Le taux observé sur un an reste de toute façon encore très au-dessus de l'objectif de 2% fixé par la BCE.
"J'aimerais voir l'inflation avoir culminé en octobre mais je pense qu'il y a trop d'incertitude" pour supposer que c'est le cas, a déclaré Mme Lagarde lors d'une audition devant le Parlement européen.
"On est encore loin d'être sorti d'affaire", a également estimé mercredi Bert Colijn, économiste de la Banque ING.
Mais, selon lui, cette première lueur au bout du tunnel "pourrait pousser la BCE à envisager une hausse plus petite de ces taux d'intérêt le mois prochain" de 0,5 point de pourcentage plutôt que 0,75 point, lors de sa prochaine réunion en décembre.

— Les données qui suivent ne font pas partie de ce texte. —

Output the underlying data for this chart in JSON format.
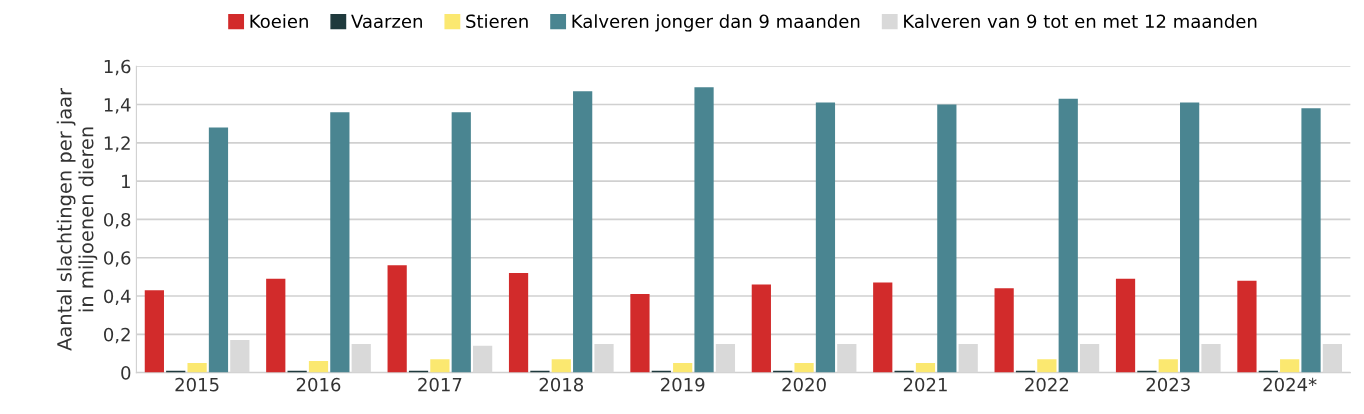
{
  "chart_data": {
    "type": "bar",
    "ylabel": "Aantal slachtingen per jaar\nin miljoenen dieren",
    "categories": [
      "2015",
      "2016",
      "2017",
      "2018",
      "2019",
      "2020",
      "2021",
      "2022",
      "2023",
      "2024*"
    ],
    "series": [
      {
        "name": "Koeien",
        "color": "#d22b2b",
        "values": [
          0.43,
          0.49,
          0.56,
          0.52,
          0.41,
          0.46,
          0.47,
          0.44,
          0.49,
          0.48
        ]
      },
      {
        "name": "Vaarzen",
        "color": "#1f3a3d",
        "values": [
          0.01,
          0.01,
          0.01,
          0.01,
          0.01,
          0.01,
          0.01,
          0.01,
          0.01,
          0.01
        ]
      },
      {
        "name": "Stieren",
        "color": "#fbe870",
        "values": [
          0.05,
          0.06,
          0.07,
          0.07,
          0.05,
          0.05,
          0.05,
          0.07,
          0.07,
          0.07
        ]
      },
      {
        "name": "Kalveren jonger dan 9 maanden",
        "color": "#4a8591",
        "values": [
          1.28,
          1.36,
          1.36,
          1.47,
          1.49,
          1.41,
          1.4,
          1.43,
          1.41,
          1.38
        ]
      },
      {
        "name": "Kalveren van 9 tot en met 12 maanden",
        "color": "#d9d9d9",
        "values": [
          0.17,
          0.15,
          0.14,
          0.15,
          0.15,
          0.15,
          0.15,
          0.15,
          0.15,
          0.15
        ]
      }
    ],
    "ylim": [
      0,
      1.6
    ],
    "yticks": [
      0,
      {
        "value": 0.2,
        "label": "0,2"
      },
      {
        "value": 0.4,
        "label": "0,4"
      },
      {
        "value": 0.6,
        "label": "0,6"
      },
      {
        "value": 0.8,
        "label": "0,8"
      },
      1,
      {
        "value": 1.2,
        "label": "1,2"
      },
      {
        "value": 1.4,
        "label": "1,4"
      },
      {
        "value": 1.6,
        "label": "1,6"
      }
    ],
    "grid": "y",
    "legend": "top"
  }
}
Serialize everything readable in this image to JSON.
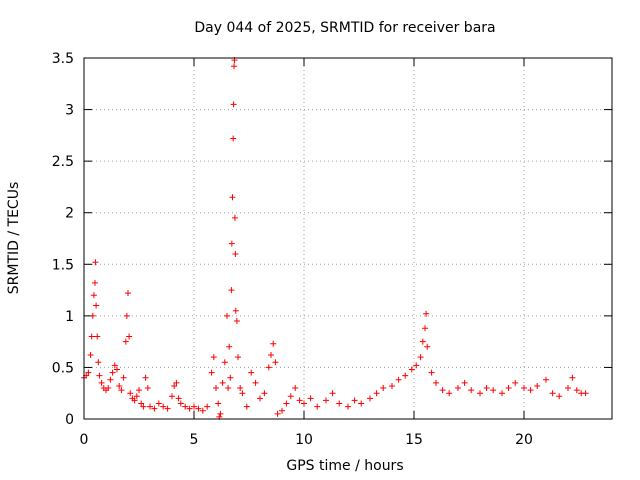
{
  "chart_data": {
    "type": "scatter",
    "title": "Day 044 of 2025, SRMTID for receiver bara",
    "xlabel": "GPS time / hours",
    "ylabel": "SRMTID / TECUs",
    "xlim": [
      0,
      24
    ],
    "ylim": [
      0,
      3.5
    ],
    "xticks": [
      0,
      5,
      10,
      15,
      20
    ],
    "xtick_labels": [
      "0",
      "5",
      "10",
      "15",
      "20"
    ],
    "yticks": [
      0,
      0.5,
      1,
      1.5,
      2,
      2.5,
      3,
      3.5
    ],
    "ytick_labels": [
      "0",
      "0.5",
      "1",
      "1.5",
      "2",
      "2.5",
      "3",
      "3.5"
    ],
    "grid": true,
    "marker": "+",
    "color": "#ff0000",
    "series": [
      {
        "name": "SRMTID",
        "points": [
          [
            0.0,
            0.4
          ],
          [
            0.1,
            0.42
          ],
          [
            0.2,
            0.45
          ],
          [
            0.3,
            0.62
          ],
          [
            0.35,
            0.8
          ],
          [
            0.4,
            1.0
          ],
          [
            0.45,
            1.2
          ],
          [
            0.5,
            1.32
          ],
          [
            0.52,
            1.52
          ],
          [
            0.55,
            1.1
          ],
          [
            0.6,
            0.8
          ],
          [
            0.65,
            0.55
          ],
          [
            0.7,
            0.42
          ],
          [
            0.8,
            0.35
          ],
          [
            0.9,
            0.3
          ],
          [
            1.0,
            0.28
          ],
          [
            1.1,
            0.3
          ],
          [
            1.2,
            0.38
          ],
          [
            1.3,
            0.45
          ],
          [
            1.4,
            0.52
          ],
          [
            1.5,
            0.48
          ],
          [
            1.6,
            0.32
          ],
          [
            1.7,
            0.28
          ],
          [
            1.8,
            0.4
          ],
          [
            1.9,
            0.75
          ],
          [
            1.95,
            1.0
          ],
          [
            2.0,
            1.22
          ],
          [
            2.05,
            0.8
          ],
          [
            2.1,
            0.25
          ],
          [
            2.2,
            0.2
          ],
          [
            2.3,
            0.18
          ],
          [
            2.4,
            0.22
          ],
          [
            2.5,
            0.28
          ],
          [
            2.6,
            0.15
          ],
          [
            2.7,
            0.12
          ],
          [
            2.8,
            0.4
          ],
          [
            2.9,
            0.3
          ],
          [
            3.0,
            0.12
          ],
          [
            3.2,
            0.1
          ],
          [
            3.4,
            0.15
          ],
          [
            3.6,
            0.12
          ],
          [
            3.8,
            0.1
          ],
          [
            4.0,
            0.22
          ],
          [
            4.1,
            0.32
          ],
          [
            4.2,
            0.35
          ],
          [
            4.3,
            0.2
          ],
          [
            4.4,
            0.15
          ],
          [
            4.6,
            0.12
          ],
          [
            4.8,
            0.1
          ],
          [
            5.0,
            0.12
          ],
          [
            5.2,
            0.1
          ],
          [
            5.4,
            0.08
          ],
          [
            5.6,
            0.12
          ],
          [
            5.8,
            0.45
          ],
          [
            5.9,
            0.6
          ],
          [
            6.0,
            0.3
          ],
          [
            6.1,
            0.15
          ],
          [
            6.15,
            0.02
          ],
          [
            6.2,
            0.05
          ],
          [
            6.3,
            0.35
          ],
          [
            6.4,
            0.55
          ],
          [
            6.5,
            1.0
          ],
          [
            6.55,
            0.3
          ],
          [
            6.6,
            0.7
          ],
          [
            6.65,
            0.4
          ],
          [
            6.7,
            1.25
          ],
          [
            6.72,
            1.7
          ],
          [
            6.75,
            2.15
          ],
          [
            6.78,
            2.72
          ],
          [
            6.8,
            3.05
          ],
          [
            6.82,
            3.42
          ],
          [
            6.84,
            3.48
          ],
          [
            6.86,
            1.95
          ],
          [
            6.88,
            1.6
          ],
          [
            6.9,
            1.05
          ],
          [
            6.95,
            0.95
          ],
          [
            7.0,
            0.6
          ],
          [
            7.1,
            0.3
          ],
          [
            7.2,
            0.25
          ],
          [
            7.4,
            0.12
          ],
          [
            7.6,
            0.45
          ],
          [
            7.8,
            0.35
          ],
          [
            8.0,
            0.2
          ],
          [
            8.2,
            0.25
          ],
          [
            8.4,
            0.5
          ],
          [
            8.5,
            0.62
          ],
          [
            8.6,
            0.73
          ],
          [
            8.7,
            0.55
          ],
          [
            8.8,
            0.05
          ],
          [
            9.0,
            0.08
          ],
          [
            9.2,
            0.15
          ],
          [
            9.4,
            0.22
          ],
          [
            9.6,
            0.3
          ],
          [
            9.8,
            0.18
          ],
          [
            10.0,
            0.15
          ],
          [
            10.3,
            0.2
          ],
          [
            10.6,
            0.12
          ],
          [
            11.0,
            0.18
          ],
          [
            11.3,
            0.25
          ],
          [
            11.6,
            0.15
          ],
          [
            12.0,
            0.12
          ],
          [
            12.3,
            0.18
          ],
          [
            12.6,
            0.15
          ],
          [
            13.0,
            0.2
          ],
          [
            13.3,
            0.25
          ],
          [
            13.6,
            0.3
          ],
          [
            14.0,
            0.32
          ],
          [
            14.3,
            0.38
          ],
          [
            14.6,
            0.42
          ],
          [
            14.9,
            0.48
          ],
          [
            15.1,
            0.52
          ],
          [
            15.3,
            0.6
          ],
          [
            15.4,
            0.75
          ],
          [
            15.5,
            0.88
          ],
          [
            15.55,
            1.02
          ],
          [
            15.6,
            0.7
          ],
          [
            15.8,
            0.45
          ],
          [
            16.0,
            0.35
          ],
          [
            16.3,
            0.28
          ],
          [
            16.6,
            0.25
          ],
          [
            17.0,
            0.3
          ],
          [
            17.3,
            0.35
          ],
          [
            17.6,
            0.28
          ],
          [
            18.0,
            0.25
          ],
          [
            18.3,
            0.3
          ],
          [
            18.6,
            0.28
          ],
          [
            19.0,
            0.25
          ],
          [
            19.3,
            0.3
          ],
          [
            19.6,
            0.35
          ],
          [
            20.0,
            0.3
          ],
          [
            20.3,
            0.28
          ],
          [
            20.6,
            0.32
          ],
          [
            21.0,
            0.38
          ],
          [
            21.3,
            0.25
          ],
          [
            21.6,
            0.22
          ],
          [
            22.0,
            0.3
          ],
          [
            22.2,
            0.4
          ],
          [
            22.4,
            0.28
          ],
          [
            22.6,
            0.25
          ],
          [
            22.8,
            0.25
          ]
        ]
      }
    ]
  }
}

Pour faire face à l'inflation élevée dans le sillage de la guerre en Ukraine, la BCE a relevé ses taux de deux points de pourcentage depuis juillet, ce qu'elle n'a jamais fait aussi brusquement de toute son histoire. Alors que l'Europe estime être entrée en récession au cours du quatrième trimestre, le resserrement monétaire risque d'aggraver la contraction de l'activité économique, en limitant l'accès au crédit.
"Est-ce que l'inflation a atteint son pic ? Cela reste à voir. Un nouvel épisode de la crise énergétique pourrait facilement propulser de nouveau l'inflation à la hausse", a souligné M.Colijn.
Même si l'inflation avait finalement atteint son point haut en octobre et que le repli devait se confirmer "il est probable qu'elle restera au-dessus de l'objectif de 2% tout au long de l'année prochaine", souligne Andrew Kenningham, expert de Capital Economics.
Selon lui, l'inflation chutera tout de même l'an prochain, jusqu'à atteindre 2,5% en décembre 2023. Les prix de l'énergie, qui ont déjà beaucoup augmenté, auront du mal à flamber davantage alors que les cours du gaz, du pétrole ou de l'électricité sur les marchés ont amorcé un net retournement ces derniers mois.